Similarly, an array located on the stack may be made available to a called function, by supplying the called function with a pointer to the array, just as you do. What is copied to the called function's stack, is only the pointer (4 bytes), hence the called function may access and modify the array, and the array itself is not invalidated as the function returns.
NB: in C, when invoking a function declared as
void afun(char anarray[ARRAY_SIZE);
the compiler implicitly treats the function as if it was declared as
void afun(char *anarray);
i.e. calling afun only copies the pointer, not the array to the called function's stack.
Lets say I have the following situation (some rough pseudocode):
struct {
int i;
} x
main(){
x** array = malloc(size of x pointer); // pointer to an array of pointers of type x
int* size = current size of x // (initally 0)
add(array, size);
}
add(x** array, int* size){ // adds one actual element to the array
x** temp = realloc(array, (*size)+1); // increase the array size by one
free(array);
array = temp;
// My question is targeted here
array[*size] = malloc(size of x); // makes a pointer to the value
array[*size]->i = size;
*size++;
}
My question is: Once add() is finished, do the values of the pointers stored in array disappear along with the function call stack, since I allocated them inside func()? I fear that they might, in which case would there be a better way for me to do things?

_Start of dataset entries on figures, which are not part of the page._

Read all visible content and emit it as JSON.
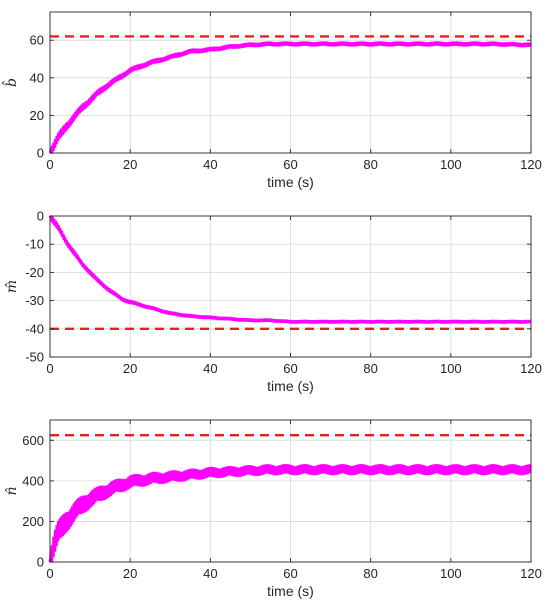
{
  "colors": {
    "estimate": "#ff00ff",
    "reference": "#e8201c",
    "axis": "#262626",
    "grid": "#d9d9d9"
  },
  "chart_data": [
    {
      "type": "line",
      "ylabel": "b̂",
      "xlabel": "time (s)",
      "xlim": [
        0,
        120
      ],
      "ylim": [
        0,
        75
      ],
      "x_ticks": [
        "0",
        "20",
        "40",
        "60",
        "80",
        "100",
        "120"
      ],
      "y_ticks": [
        "0",
        "20",
        "40",
        "60"
      ],
      "grid": true,
      "series": [
        {
          "style": "solid-oscillating",
          "color": "#ff00ff",
          "x": [
            0,
            2,
            4,
            6,
            8,
            10,
            12,
            15,
            18,
            20,
            25,
            30,
            35,
            40,
            45,
            50,
            55,
            60,
            70,
            80,
            90,
            100,
            110,
            120
          ],
          "y": [
            0,
            8,
            14,
            19,
            24,
            28,
            32,
            37,
            41,
            44,
            48,
            51,
            54,
            55,
            56.5,
            57.5,
            58,
            58,
            58,
            58,
            58,
            58,
            58,
            57.5
          ],
          "band": 3
        },
        {
          "style": "dashed",
          "color": "#e8201c",
          "x": [
            0,
            120
          ],
          "y": [
            62,
            62
          ]
        }
      ]
    },
    {
      "type": "line",
      "ylabel": "m̂",
      "xlabel": "time (s)",
      "xlim": [
        0,
        120
      ],
      "ylim": [
        -50,
        0
      ],
      "x_ticks": [
        "0",
        "20",
        "40",
        "60",
        "80",
        "100",
        "120"
      ],
      "y_ticks": [
        "0",
        "-10",
        "-20",
        "-30",
        "-40",
        "-50"
      ],
      "grid": true,
      "series": [
        {
          "style": "solid-oscillating",
          "color": "#ff00ff",
          "x": [
            0,
            2,
            4,
            6,
            8,
            10,
            12,
            15,
            18,
            20,
            25,
            30,
            35,
            40,
            45,
            50,
            55,
            60,
            70,
            80,
            90,
            100,
            110,
            120
          ],
          "y": [
            0,
            -4,
            -9,
            -13,
            -17,
            -20,
            -23,
            -26.5,
            -29.5,
            -30.5,
            -32.5,
            -34.5,
            -35.5,
            -36,
            -36.5,
            -37,
            -37,
            -37.5,
            -37.5,
            -37.5,
            -37.5,
            -37.5,
            -37.5,
            -37.5
          ],
          "band": 1.4
        },
        {
          "style": "dashed",
          "color": "#e8201c",
          "x": [
            0,
            120
          ],
          "y": [
            -40,
            -40
          ]
        }
      ]
    },
    {
      "type": "line",
      "ylabel": "n̂",
      "xlabel": "time (s)",
      "xlim": [
        0,
        120
      ],
      "ylim": [
        0,
        700
      ],
      "x_ticks": [
        "0",
        "20",
        "40",
        "60",
        "80",
        "100",
        "120"
      ],
      "y_ticks": [
        "0",
        "200",
        "400",
        "600"
      ],
      "grid": true,
      "series": [
        {
          "style": "solid-oscillating",
          "color": "#ff00ff",
          "x": [
            0,
            1,
            2,
            4,
            6,
            8,
            10,
            12,
            15,
            18,
            20,
            25,
            30,
            35,
            40,
            45,
            50,
            55,
            60,
            70,
            80,
            90,
            100,
            110,
            120
          ],
          "y": [
            0,
            90,
            140,
            200,
            245,
            280,
            310,
            330,
            360,
            380,
            395,
            410,
            420,
            430,
            440,
            445,
            450,
            455,
            455,
            455,
            455,
            455,
            455,
            455,
            455
          ],
          "band": 70
        },
        {
          "style": "dashed",
          "color": "#e8201c",
          "x": [
            0,
            120
          ],
          "y": [
            625,
            625
          ]
        }
      ]
    }
  ]
}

No, they don't. They persist until the pointer returned by malloc() is passed to the corresponding free() function. There would be no point in the existence of the malloc() function if it worked the same way as automatic arrays.
Edit: sidenote. As #Ancurio pointer it out, you're incorrectly freeing the memory behind the previous pointer returned by malloc() which is at that time invalid as realloc() has been used on it. Don't do that. realloc() does its job properly.)